Dass aber das Schönheitsideal im Laufe der Geschichte immer wieder neu definiert wurde, scheint fast in Vergessenheit geraten zu sein. Eine Stupsnase in der römisch-griechischen Antike? Nicht gerade der Inbegriff weiblicher und männlicher Anmut? Die knabenhafte Damen-Taille im Barock? Peter Paul Rubens hätte vermutlich nicht mal seine Staffelei aufgebaut. Sonnengebräunte Gesichter im viktorianischen Zeitalter? Schlichtweg undenkbar.



Heute gilt die schlanke Silhouette als wesentliches Merkmal einer attraktiven Optik. Auch im klassischen Altertum, insbesondere bei den Griechen, standen ausgewogene körperliche Proportionen stellvertretend für ein erstrebenswertes Schönheits-Ideal. Allerdings mit einem Unterschied: Ein schmalgliedriges, gertenschlankes Erscheinungsbild war mit der hellenistischen Forderung nach Harmonie von Körper und Geist nicht gemeint. Zwar hatten der Kopf und die weibliche Brust möglichst klein zu sein, mäßige Fettpolster waren aber erlaubt. Von Hippokrates ist überliefert, dass er sehr rundlichen Spartanern empfahl, überflüssige Pfunde durch "extreme Bewegungsübungen" kombiniert mit Fasten, zu Leibe zu rücken. Doch die gebräuchliche Redewendung spartanischer Lebensweise bezieht sich ihrem Ursprung nach ausschließlich auf die bescheidenen Behausungen der Einwohner der Stadt Sparta.




Schönheitsideal im Mittelalter Im Mittelalter war jegliches Augenmerk aufs Äußere verpönt.
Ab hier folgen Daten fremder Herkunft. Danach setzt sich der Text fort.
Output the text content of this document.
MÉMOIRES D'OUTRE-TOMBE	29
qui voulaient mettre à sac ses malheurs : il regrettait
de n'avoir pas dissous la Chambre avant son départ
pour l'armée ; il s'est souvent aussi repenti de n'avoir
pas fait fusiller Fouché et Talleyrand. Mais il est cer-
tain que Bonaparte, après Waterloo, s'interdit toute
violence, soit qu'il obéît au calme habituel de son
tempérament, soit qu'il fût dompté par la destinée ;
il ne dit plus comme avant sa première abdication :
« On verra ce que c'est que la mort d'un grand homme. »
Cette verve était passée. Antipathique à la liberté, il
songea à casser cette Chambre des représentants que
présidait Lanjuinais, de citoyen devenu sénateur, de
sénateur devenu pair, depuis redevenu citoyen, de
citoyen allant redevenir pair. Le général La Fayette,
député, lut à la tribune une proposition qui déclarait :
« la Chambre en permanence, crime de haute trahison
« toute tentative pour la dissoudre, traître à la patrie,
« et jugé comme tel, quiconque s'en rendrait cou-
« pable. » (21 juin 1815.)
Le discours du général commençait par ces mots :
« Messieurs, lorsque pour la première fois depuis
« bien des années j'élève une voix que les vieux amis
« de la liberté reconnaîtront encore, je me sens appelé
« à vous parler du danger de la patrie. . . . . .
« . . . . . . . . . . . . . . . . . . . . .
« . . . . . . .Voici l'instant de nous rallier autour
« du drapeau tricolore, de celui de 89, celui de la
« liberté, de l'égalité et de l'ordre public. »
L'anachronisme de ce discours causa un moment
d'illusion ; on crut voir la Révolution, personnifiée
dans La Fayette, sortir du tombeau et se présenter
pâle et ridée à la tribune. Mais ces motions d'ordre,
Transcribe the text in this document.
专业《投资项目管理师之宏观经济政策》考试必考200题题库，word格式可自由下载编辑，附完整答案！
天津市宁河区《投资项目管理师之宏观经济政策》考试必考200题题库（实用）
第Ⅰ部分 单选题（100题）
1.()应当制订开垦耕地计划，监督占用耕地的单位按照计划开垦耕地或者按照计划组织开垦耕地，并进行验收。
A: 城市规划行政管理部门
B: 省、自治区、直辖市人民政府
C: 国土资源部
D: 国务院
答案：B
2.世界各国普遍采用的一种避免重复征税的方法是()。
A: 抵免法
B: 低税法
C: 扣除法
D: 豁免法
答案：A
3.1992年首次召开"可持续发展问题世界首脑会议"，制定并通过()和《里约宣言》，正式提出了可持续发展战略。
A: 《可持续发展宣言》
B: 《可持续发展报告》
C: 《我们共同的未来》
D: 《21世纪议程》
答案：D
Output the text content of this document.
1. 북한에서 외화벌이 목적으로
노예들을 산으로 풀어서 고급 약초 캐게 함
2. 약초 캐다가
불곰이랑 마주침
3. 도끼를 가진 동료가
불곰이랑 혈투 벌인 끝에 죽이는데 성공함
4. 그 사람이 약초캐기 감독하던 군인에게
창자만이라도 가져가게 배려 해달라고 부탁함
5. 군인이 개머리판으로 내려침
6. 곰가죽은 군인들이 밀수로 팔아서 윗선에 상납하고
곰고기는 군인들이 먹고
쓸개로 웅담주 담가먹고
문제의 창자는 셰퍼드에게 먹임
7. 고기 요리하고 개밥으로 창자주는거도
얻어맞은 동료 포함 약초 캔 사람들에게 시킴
Der christliche Glaube prägt das Weltbild im Mittelalter. Demgemäß ist nun jegliches Augenmerk auf Körperlichkeit verpönt. Die "edeliu schoene Frouwe reine", wie Walther von der Vogelweide das Frauenideal im 13. Jahrhundert in seinen Minneliedern umschrieb, sollte vor allem eines sein: ansehnlich, aber schmucklos. Mit einem zwölfteiligen Dossier über die Kosmetik und Pflege von Gesicht und Haaren verfasste der Gelehrte Gilbertus Anglicus ein für damalige Verhältnisse richtungsweisendes Werk - auf die Gegenwart des spätmittelalterlichen Alltags hatte dies jedoch keinen Einfluss: Schlicht und möglichst unauffällig hatte sich der Mensch in der Öffentlichkeit zu zeigen. Anders das Zeitalter der Renaissance: Sämtliche Normen und Werte des Mittelalters kamen auf den Prüfstand. Das blieb nicht folgenlos: In der Kunst ist endlich wieder die Darstellung unverhüllter Körper erlaubt. Arme und Beine sollten möglichst grazil sein, Bauch, Gesäß und Taille durften hingegen deutliche Rundungen aufweisen. Ein porzellanfarbener Teint galt zunehmend als Ausdruck besonderer Anmut. Wen die Natur nicht mit ausgeprägter Hellhäutigkeit ausgestattet hatte, der konnte mit einer Paste aus Bleiweiß und Quecksilberverbindungen nachhelfen. Zwar rieten Zeitzeugen wie der Humanist L. B. Alberti vor der Anwendung der giftigen Schwermetallpomade ab, doch die Warnungen wurden besonders in Adelskreisen in den Wind geschrieben.




Schönheitsideal in der Renaissance Die Adlige Lucrezia Panciatichi galt als typische Schönheit im Zeitalter der italienischen Renaissance.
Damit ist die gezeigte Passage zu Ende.